“Anyhow nothing more can happen till morning,” said Able-seaman Titty to herself. “John won’t try to land in the dark with one of the leading lights out. I’ve got Amazon , and Swallow will be flagship after all. Nothing more can happen now.”
She was wrong. It is never safe to say that nothing more can happen.
Now that her prize was safely anchored, she did her best to make things shipshape, but she could not do much in the dark, even with her little torch to help her. But she rolled up the sail as well as she could. She found a rug and wrapped herself up in it, for it was cold enough on the water now that she was not rowing. She also found a big hunk of chocolate. This she ate. “They always eat everything they find in a captured ship,” she had said to herself when in doubt whether to eat it or not. She settled herself in the bottom of the boat, just aft of the centreboard case, so as to keep warm and get some shelter from the wind. She had eaten all the chocolate, and had begun to wonder how many hours it would be till dawn, when she stiffened suddenly, like a rabbit that has seen a man in a field.
She heard a new noise.
It was the noise of rowing, hard, fast rowing, the noise of two pairs of oars in a native boat, pin oars, and the slap, slap of a boat’s bows into the short waves. She knew that noise well.

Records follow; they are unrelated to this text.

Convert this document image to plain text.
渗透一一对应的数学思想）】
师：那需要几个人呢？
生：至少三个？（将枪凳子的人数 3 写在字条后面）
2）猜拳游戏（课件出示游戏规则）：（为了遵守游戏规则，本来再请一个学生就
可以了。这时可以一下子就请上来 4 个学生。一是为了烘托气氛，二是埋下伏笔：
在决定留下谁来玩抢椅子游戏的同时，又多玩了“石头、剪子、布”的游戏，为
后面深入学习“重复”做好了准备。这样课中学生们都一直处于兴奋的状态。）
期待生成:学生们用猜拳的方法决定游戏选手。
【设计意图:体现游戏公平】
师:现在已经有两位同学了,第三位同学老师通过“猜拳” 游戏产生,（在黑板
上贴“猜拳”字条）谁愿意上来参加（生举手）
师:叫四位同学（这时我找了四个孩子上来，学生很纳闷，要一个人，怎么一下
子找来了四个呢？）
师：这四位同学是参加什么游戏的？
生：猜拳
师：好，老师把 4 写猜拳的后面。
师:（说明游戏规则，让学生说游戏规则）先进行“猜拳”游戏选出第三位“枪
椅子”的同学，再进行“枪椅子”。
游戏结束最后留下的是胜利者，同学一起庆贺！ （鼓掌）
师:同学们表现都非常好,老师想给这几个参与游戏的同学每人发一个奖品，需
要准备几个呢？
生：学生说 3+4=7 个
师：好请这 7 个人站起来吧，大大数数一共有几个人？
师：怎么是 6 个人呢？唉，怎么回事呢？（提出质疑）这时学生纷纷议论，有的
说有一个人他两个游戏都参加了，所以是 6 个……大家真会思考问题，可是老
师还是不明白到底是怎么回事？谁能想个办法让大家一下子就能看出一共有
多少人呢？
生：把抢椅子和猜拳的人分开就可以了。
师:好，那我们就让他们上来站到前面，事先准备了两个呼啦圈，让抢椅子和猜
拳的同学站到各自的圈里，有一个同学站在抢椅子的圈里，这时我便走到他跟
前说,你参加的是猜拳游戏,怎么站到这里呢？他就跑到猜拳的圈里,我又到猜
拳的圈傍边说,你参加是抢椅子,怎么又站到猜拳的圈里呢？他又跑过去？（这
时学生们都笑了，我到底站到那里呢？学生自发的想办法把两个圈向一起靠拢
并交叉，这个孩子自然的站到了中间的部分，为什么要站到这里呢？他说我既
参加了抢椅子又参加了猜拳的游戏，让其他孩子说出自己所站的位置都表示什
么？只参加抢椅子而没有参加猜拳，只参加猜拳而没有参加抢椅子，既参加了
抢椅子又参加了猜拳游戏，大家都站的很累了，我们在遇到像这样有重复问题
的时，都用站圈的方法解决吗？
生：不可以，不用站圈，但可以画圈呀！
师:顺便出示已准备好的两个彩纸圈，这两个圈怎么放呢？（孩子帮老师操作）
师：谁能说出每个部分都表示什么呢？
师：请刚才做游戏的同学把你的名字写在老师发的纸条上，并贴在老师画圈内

It came nearer and nearer. It passed close by her. Plunk, plunk. She could hear the splash of the oars so clearly that she almost thought she could see the boat in the dark.
Able-seaman Titty hardly breathed. These were not Swallows or Amazons, but natives. And what could they be doing in the middle of the night when everybody, except, of course, pirates and explorers, ought to be asleep?